The competition evaluates submissions based on RMSLE (Root Mean Squared Log Error), which uses the log of predicted and actual target values so that errors in predicting cheap or expensive houses will impact the score equally. Building good predictive models requires advanced machine learning regression algorithms and gathering an excellent understanding of how features relate to sales price and impact the models.
This project generally followed the below order of exploring the data to gain an understanding of how it looks, conduct some initial data processing based on intuition on how I can improve the models, build initial models and score them. After seeing how the models perform, I went back around to the data processing step to see how I could improve it and then rebuilt models and see how they improved. Finally I made ensembles of the final models using two different methods (averaging and stacking) and submitted the final scores for evaluation.
- Look at relationships between features and the target variable
- Find variables with a strong correlation with the target variable
- Explore multi-collinearity between predictor variables
- Opportunities for feature engineering or feature selection
- Explore the shape of the data
The data exploration stage is an opportunity to get an idea of the relationships between features and the target variable, to find strong correlations with the target variable. Additionally evaluating possible feature engineering options or features that can be dropped is also beneficial. This stage also yields information for the data processing stage about how the data needs to be processed before building models.

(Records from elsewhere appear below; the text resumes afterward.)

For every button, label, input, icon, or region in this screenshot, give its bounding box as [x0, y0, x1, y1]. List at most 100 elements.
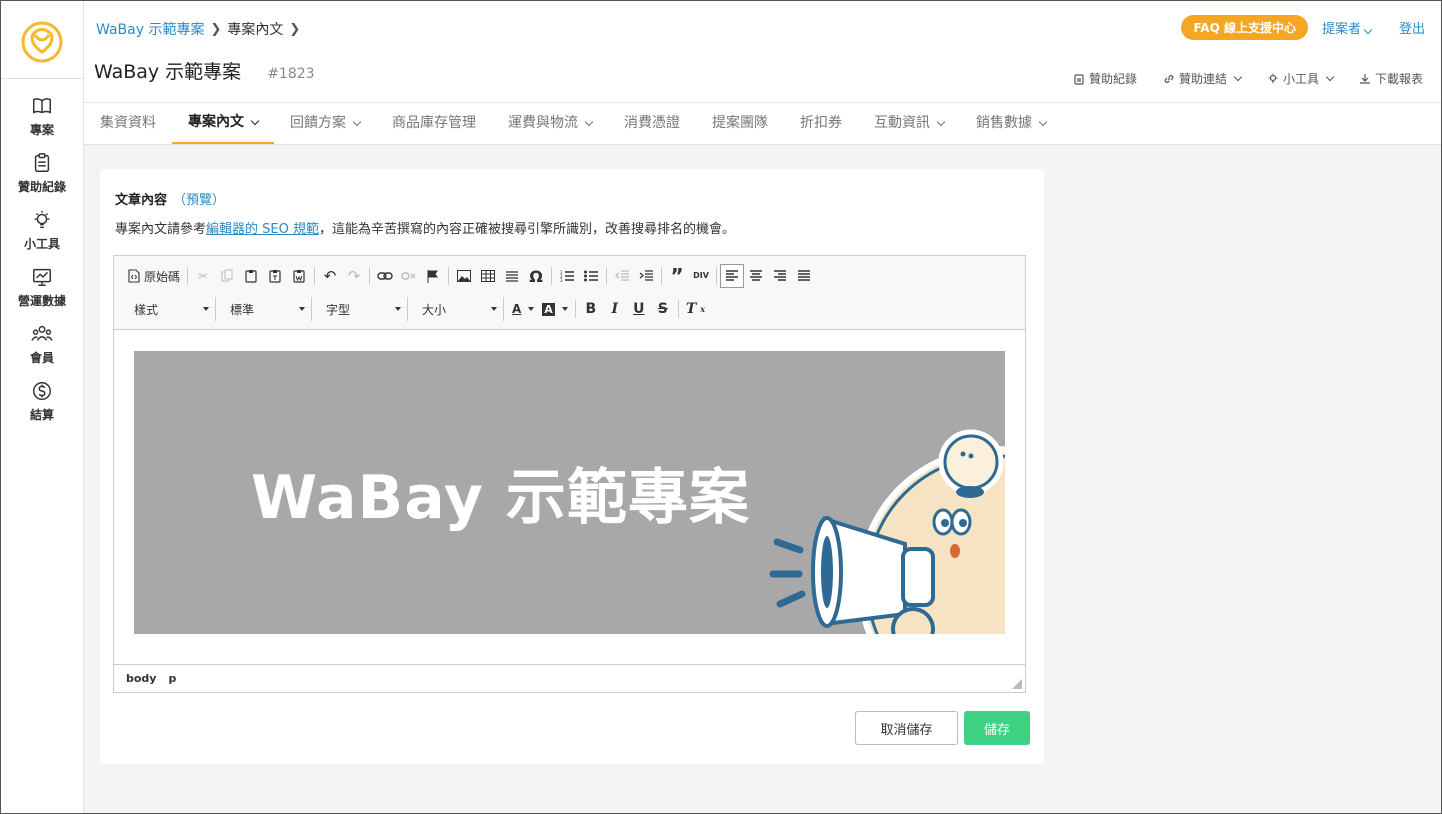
align-center-icon[interactable]	[744, 264, 768, 288]
svg-text:3: 3	[560, 278, 563, 282]
link-icon	[1164, 74, 1174, 83]
desc-suffix: ，這能為辛苦撰寫的內容正確被搜尋引擎所識別，改善搜尋排名的機會。	[318, 222, 735, 237]
tab-coupons[interactable]: 折扣券	[784, 103, 858, 144]
editor-toolbar: 原始碼 ✂ ↶ ↷ Ω 1 2 3 ” DIV 樣式 標準 字型 大小 A A …	[114, 256, 1025, 330]
table-icon[interactable]	[476, 264, 500, 288]
breadcrumb-project-link[interactable]: WaBay 示範專案	[96, 19, 204, 39]
font-select[interactable]: 字型	[316, 297, 408, 321]
tab-sales-data[interactable]: 銷售數據	[960, 103, 1062, 144]
caret-down-icon	[395, 307, 401, 311]
tab-vouchers[interactable]: 消費憑證	[608, 103, 696, 144]
seo-description: 專案內文請參考編輯器的 SEO 規範，這能為辛苦撰寫的內容正確被搜尋引擎所識別，…	[115, 218, 735, 237]
sidebar-item-tools[interactable]: 小工具	[1, 209, 83, 252]
tab-rewards[interactable]: 回饋方案	[274, 103, 376, 144]
format-select[interactable]: 標準	[220, 297, 312, 321]
toolbar-separator	[448, 267, 450, 285]
members-icon	[31, 325, 53, 341]
outdent-icon[interactable]	[610, 264, 634, 288]
banner-image: WaBay 示範專案	[134, 351, 1005, 634]
element-path-body[interactable]: body	[126, 672, 156, 685]
proposer-menu[interactable]: 提案者	[1321, 18, 1373, 37]
sidebar-item-settlement[interactable]: 結算	[1, 380, 83, 423]
sidebar-item-sponsor-records[interactable]: 贊助紀錄	[1, 152, 83, 195]
sidebar-item-operations[interactable]: 營運數據	[1, 266, 83, 309]
undo-icon[interactable]: ↶	[318, 264, 342, 288]
paste-icon[interactable]	[239, 264, 263, 288]
sponsor-links-dropdown[interactable]: 贊助連結	[1163, 70, 1243, 87]
copy-icon[interactable]	[215, 264, 239, 288]
toolbar-separator	[606, 267, 608, 285]
indent-icon[interactable]	[634, 264, 658, 288]
chevron-down-icon	[1325, 72, 1335, 81]
seo-guide-link[interactable]: 編輯器的 SEO 規範	[206, 222, 319, 237]
chevron-right-icon: ❯	[210, 21, 222, 37]
sponsor-records-button[interactable]: 贊助紀錄	[1073, 70, 1137, 87]
page-title: WaBay 示範專案 #1823	[94, 57, 315, 84]
sidebar-item-label: 結算	[29, 408, 54, 422]
horizontal-line-icon[interactable]	[500, 264, 524, 288]
source-code-button[interactable]: 原始碼	[124, 264, 184, 288]
tab-project-content[interactable]: 專案內文	[172, 103, 274, 144]
italic-icon[interactable]: I	[603, 297, 627, 321]
download-report-button[interactable]: 下載報表	[1359, 70, 1423, 87]
tab-interactions[interactable]: 互動資訊	[858, 103, 960, 144]
toolbar-row-1: 原始碼 ✂ ↶ ↷ Ω 1 2 3 ” DIV	[124, 264, 816, 288]
element-path-p[interactable]: p	[168, 672, 176, 685]
underline-icon[interactable]: U	[627, 297, 651, 321]
save-button[interactable]: 儲存	[964, 711, 1030, 745]
link-icon[interactable]	[373, 264, 397, 288]
editor-content-area[interactable]: WaBay 示範專案	[114, 331, 1025, 665]
styles-select[interactable]: 樣式	[124, 297, 216, 321]
tab-funding-info[interactable]: 集資資料	[84, 103, 172, 144]
chart-icon	[33, 268, 51, 286]
logo[interactable]	[1, 1, 83, 79]
image-icon[interactable]	[452, 264, 476, 288]
top-right-nav: FAQ 線上支援中心 提案者 登出	[1181, 15, 1425, 40]
bold-icon[interactable]: B	[579, 297, 603, 321]
tab-label: 折扣券	[800, 115, 842, 131]
blockquote-icon[interactable]: ”	[665, 264, 689, 288]
paste-word-icon[interactable]	[287, 264, 311, 288]
unlink-icon[interactable]	[397, 264, 421, 288]
justify-icon[interactable]	[792, 264, 816, 288]
chevron-down-icon	[936, 117, 946, 126]
logout-link[interactable]: 登出	[1399, 18, 1425, 37]
anchor-flag-icon[interactable]	[421, 264, 445, 288]
rich-text-editor: 原始碼 ✂ ↶ ↷ Ω 1 2 3 ” DIV 樣式 標準 字型 大小 A A …	[113, 255, 1026, 693]
faq-button[interactable]: FAQ 線上支援中心	[1181, 15, 1308, 40]
strikethrough-icon[interactable]: S	[651, 297, 675, 321]
resize-handle-icon[interactable]	[1012, 679, 1022, 689]
sidebar-item-members[interactable]: 會員	[1, 323, 83, 366]
toolbar-separator	[677, 300, 679, 318]
sponsor-records-label: 贊助紀錄	[1088, 72, 1137, 86]
preview-link[interactable]: （預覽）	[173, 193, 225, 208]
cancel-button[interactable]: 取消儲存	[855, 711, 958, 745]
tab-shipping[interactable]: 運費與物流	[492, 103, 608, 144]
chevron-down-icon	[1233, 72, 1243, 81]
align-right-icon[interactable]	[768, 264, 792, 288]
div-container-icon[interactable]: DIV	[689, 264, 713, 288]
sidebar: 專案 贊助紀錄 小工具 營運數據 會員 結算	[1, 1, 84, 813]
sidebar-item-project[interactable]: 專案	[1, 95, 83, 138]
size-select[interactable]: 大小	[412, 297, 504, 321]
chevron-down-icon	[352, 117, 362, 126]
logo-icon	[21, 21, 63, 62]
cut-icon[interactable]: ✂	[191, 264, 215, 288]
special-char-icon[interactable]: Ω	[524, 264, 548, 288]
toolbar-separator	[716, 267, 718, 285]
tools-dropdown[interactable]: 小工具	[1267, 70, 1335, 87]
text-color-icon[interactable]: A	[508, 297, 538, 321]
paste-text-icon[interactable]	[263, 264, 287, 288]
redo-icon[interactable]: ↷	[342, 264, 366, 288]
align-left-icon[interactable]	[720, 264, 745, 288]
tab-inventory[interactable]: 商品庫存管理	[376, 103, 492, 144]
remove-format-icon[interactable]: Tx	[682, 297, 709, 321]
megaphone-mascot-illustration	[769, 429, 1005, 634]
background-color-icon[interactable]: A	[538, 297, 572, 321]
proposer-label: 提案者	[1321, 22, 1361, 37]
tab-team[interactable]: 提案團隊	[696, 103, 784, 144]
banner-title: WaBay 示範專案	[251, 463, 750, 533]
ordered-list-icon[interactable]: 123	[555, 264, 579, 288]
styles-label: 樣式	[134, 302, 159, 317]
bulleted-list-icon[interactable]	[579, 264, 603, 288]
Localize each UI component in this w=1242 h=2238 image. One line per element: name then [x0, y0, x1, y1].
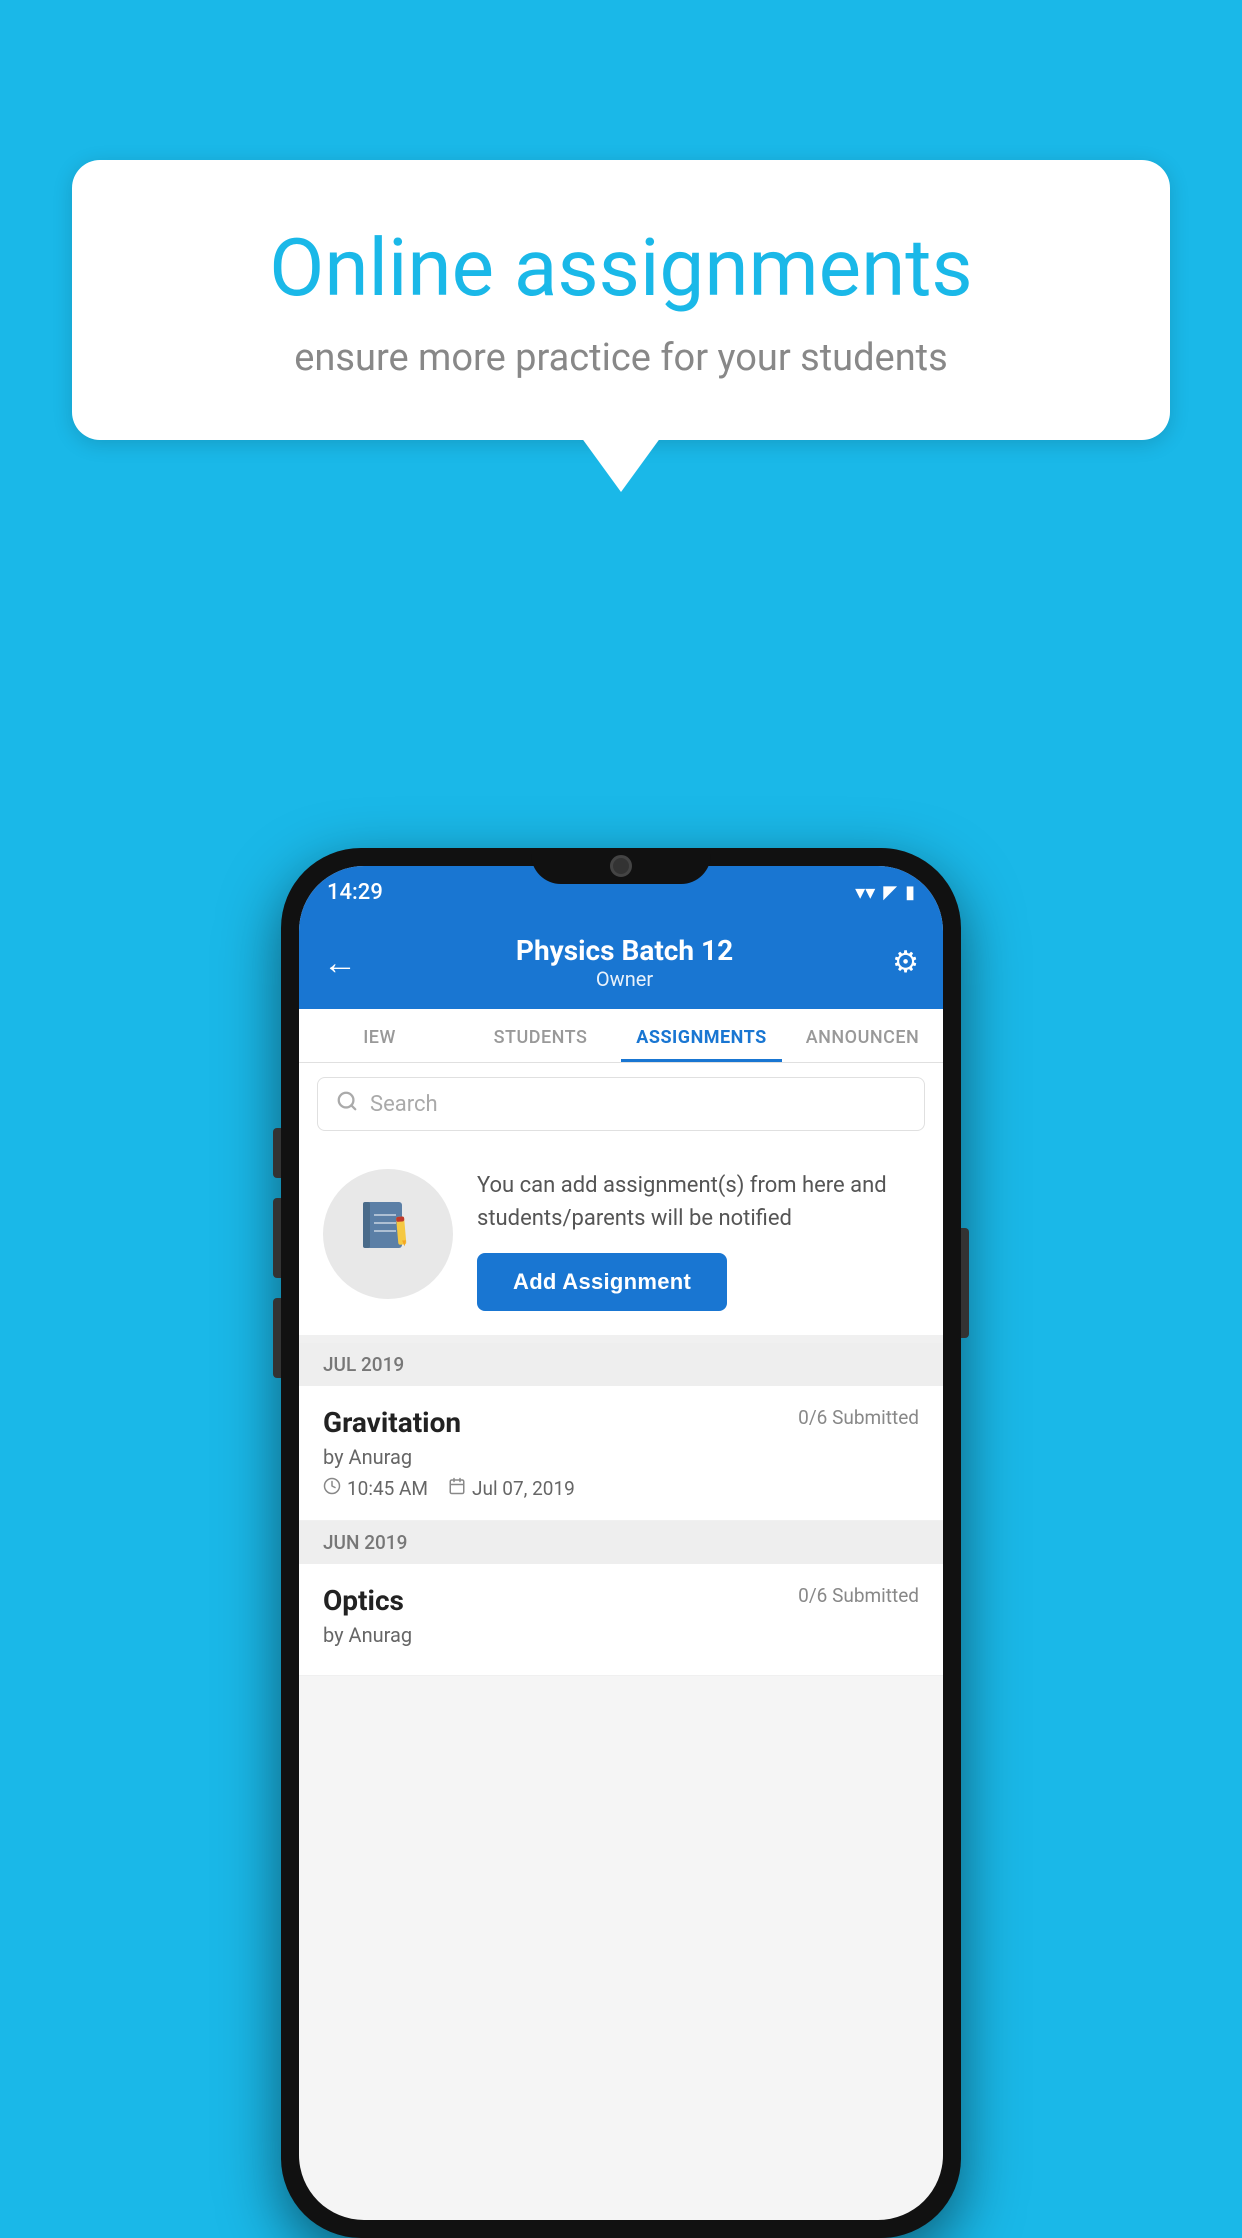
assignment-item-header: Gravitation 0/6 Submitted — [323, 1406, 919, 1439]
header-center: Physics Batch 12 Owner — [516, 934, 733, 991]
search-container: Search — [299, 1063, 943, 1145]
assignment-submitted-optics: 0/6 Submitted — [798, 1584, 919, 1607]
phone-notch — [531, 848, 711, 884]
tab-announcements[interactable]: ANNOUNCEN — [782, 1009, 943, 1062]
month-divider-jun: JUN 2019 — [299, 1521, 943, 1564]
status-time: 14:29 — [327, 880, 383, 905]
search-input-wrapper[interactable]: Search — [317, 1077, 925, 1131]
phone-side-button-3 — [273, 1298, 281, 1378]
phone-side-button-2 — [273, 1198, 281, 1278]
assignment-time: 10:45 AM — [347, 1477, 428, 1500]
speech-bubble-title: Online assignments — [152, 220, 1090, 316]
back-button[interactable]: ← — [323, 943, 357, 983]
phone-side-button-1 — [273, 1128, 281, 1178]
signal-icon: ◤ — [883, 882, 897, 903]
assignment-name: Gravitation — [323, 1406, 461, 1439]
search-icon — [336, 1090, 358, 1118]
meta-time: 10:45 AM — [323, 1477, 428, 1500]
search-placeholder: Search — [370, 1092, 438, 1117]
assignment-name-optics: Optics — [323, 1584, 404, 1617]
header-subtitle: Owner — [516, 967, 733, 991]
add-assignment-section: You can add assignment(s) from here and … — [299, 1145, 943, 1343]
assignment-date: Jul 07, 2019 — [472, 1477, 575, 1500]
meta-date: Jul 07, 2019 — [448, 1477, 575, 1500]
assignment-item-optics[interactable]: Optics 0/6 Submitted by Anurag — [299, 1564, 943, 1676]
gear-icon[interactable]: ⚙ — [892, 945, 919, 980]
phone-frame: 14:29 ▾▾ ◤ ▮ ← Physics Batch 12 Owner ⚙ … — [281, 848, 961, 2238]
assignment-item-gravitation[interactable]: Gravitation 0/6 Submitted by Anurag 10:4… — [299, 1386, 943, 1521]
tab-iew[interactable]: IEW — [299, 1009, 460, 1062]
wifi-icon: ▾▾ — [855, 880, 875, 904]
assignment-meta: 10:45 AM Jul 07, 2019 — [323, 1477, 919, 1500]
app-header: ← Physics Batch 12 Owner ⚙ — [299, 918, 943, 1009]
tab-students[interactable]: STUDENTS — [460, 1009, 621, 1062]
assignment-by-optics: by Anurag — [323, 1623, 919, 1647]
assignment-item-header-optics: Optics 0/6 Submitted — [323, 1584, 919, 1617]
assignment-info: You can add assignment(s) from here and … — [477, 1169, 919, 1311]
phone-screen: 14:29 ▾▾ ◤ ▮ ← Physics Batch 12 Owner ⚙ … — [299, 866, 943, 2220]
battery-icon: ▮ — [905, 882, 915, 903]
header-title: Physics Batch 12 — [516, 934, 733, 967]
phone-camera — [610, 855, 632, 877]
speech-bubble-subtitle: ensure more practice for your students — [152, 336, 1090, 380]
assignment-description: You can add assignment(s) from here and … — [477, 1169, 919, 1235]
speech-bubble: Online assignments ensure more practice … — [72, 160, 1170, 440]
status-icons: ▾▾ ◤ ▮ — [855, 880, 915, 904]
phone-side-button-right — [961, 1228, 969, 1338]
clock-icon — [323, 1477, 341, 1500]
speech-bubble-container: Online assignments ensure more practice … — [72, 160, 1170, 440]
assignment-by: by Anurag — [323, 1445, 919, 1469]
tab-assignments[interactable]: ASSIGNMENTS — [621, 1009, 782, 1062]
month-divider-jul: JUL 2019 — [299, 1343, 943, 1386]
notebook-icon — [358, 1197, 418, 1271]
assignment-submitted: 0/6 Submitted — [798, 1406, 919, 1429]
calendar-icon — [448, 1477, 466, 1500]
assignment-icon-circle — [323, 1169, 453, 1299]
add-assignment-button[interactable]: Add Assignment — [477, 1253, 727, 1311]
tabs-container: IEW STUDENTS ASSIGNMENTS ANNOUNCEN — [299, 1009, 943, 1063]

Above is a correlation matrix of the top 5 positively correlated features. From it, we can see that multi-collinearity is already evident in this subset of the features. In general, many of the predictors in the data set exhibit some relationship. The features that refer to different aspects of the same house amenities have strong relationships.
A handful of variables had a significant skew to the right, with a long tail for higher values, as can be seen in the above histogram of sale prices and the below histogram of Lot Area. In the final models, the log of variables like these were used so that high values would hopefully cause less of a bias in the models
Categorical variables were tougher to explore in mass, but made up about half the data set. The above graphs show two categorical features with the strongest relationship with sale price (as determined by later feature importance exploration in the intermediary models).
Outliers are another source of potential bias in the final models. While processing my data I decided to remove very large houses (‘Ground Living Area’ > 4,000) or houses that sold for very high prices (‘SalesPrice’ > 700,000) to reduce bias. This only removed 4 observations from the data set.
This phase of the project involved the following major steps:
- Categorical Variables: Dummify / Encode
- Handle missingness
- Feature engineering
Once the models were built and evaluated, I went back to the data processing stage. The following steps were decided to be beneficial to improving the model:
- Feature Selection for important variables
- Removing outliers
- Transform skewed variables
The models built to predict housing price included MLR, Penalized Regression, Random Forest, Gradient Boosting, and XGBoost. Overall, XGBoost performed the best, even compared to ensemble models (just barely). Below I compare the results from the different models.
Linear Regression Models
- Checking the assumptions of MLR confirmed the data did fit a linear regression task
- Required dummification: 79 variable turns into 250+
- Penalization reduced the effects of multi-collinearity on the model
- Best performance from ridge regression
Tree Based Models
- No dummification required
- Feature Importance
- Built custom scoring method to use RMSLE as the gridsearch/cv tuning metric
- Marginal improvement in CV results, but vastly improved how robust the models were when submitting on Kaggle
The Average Ensemble model had the best performance on my test set, but it was narrowly outperformed by the XGBoost model on the Kaggle leaderboard. Averaging can help reduce overfitting of any one model. Stacking Ensemble in theory builds on the different strengths of different models. Its poorer performance suggests to me that the base models may use similar information to predict values.
The best Kaggle score for the XGBoost model scored in the top 25% percent on Kaggle (placed #1225).
The below graph shows the feature importances in the XGBoost model. The ‘Overall Quality’ feature was the single most important predictor in every model. Other important variables include other quality-related features and size-related features.Interestingly, most of these variables also showed up with the highest correlation with sale price in the initial data exploration.
- There were diminishing returns on subsequent models, especially on tuning a single model for better performance
- All models performed better on the unseen/set aside test set than on predicting the Kaggle test data set
- Improvements may include more experimenting with how changes in data processing influences model performance.
- Additionally, there were more types of models or variations for model ensembling I was interested in applying to this data set that realistic constraints didn’t allow for.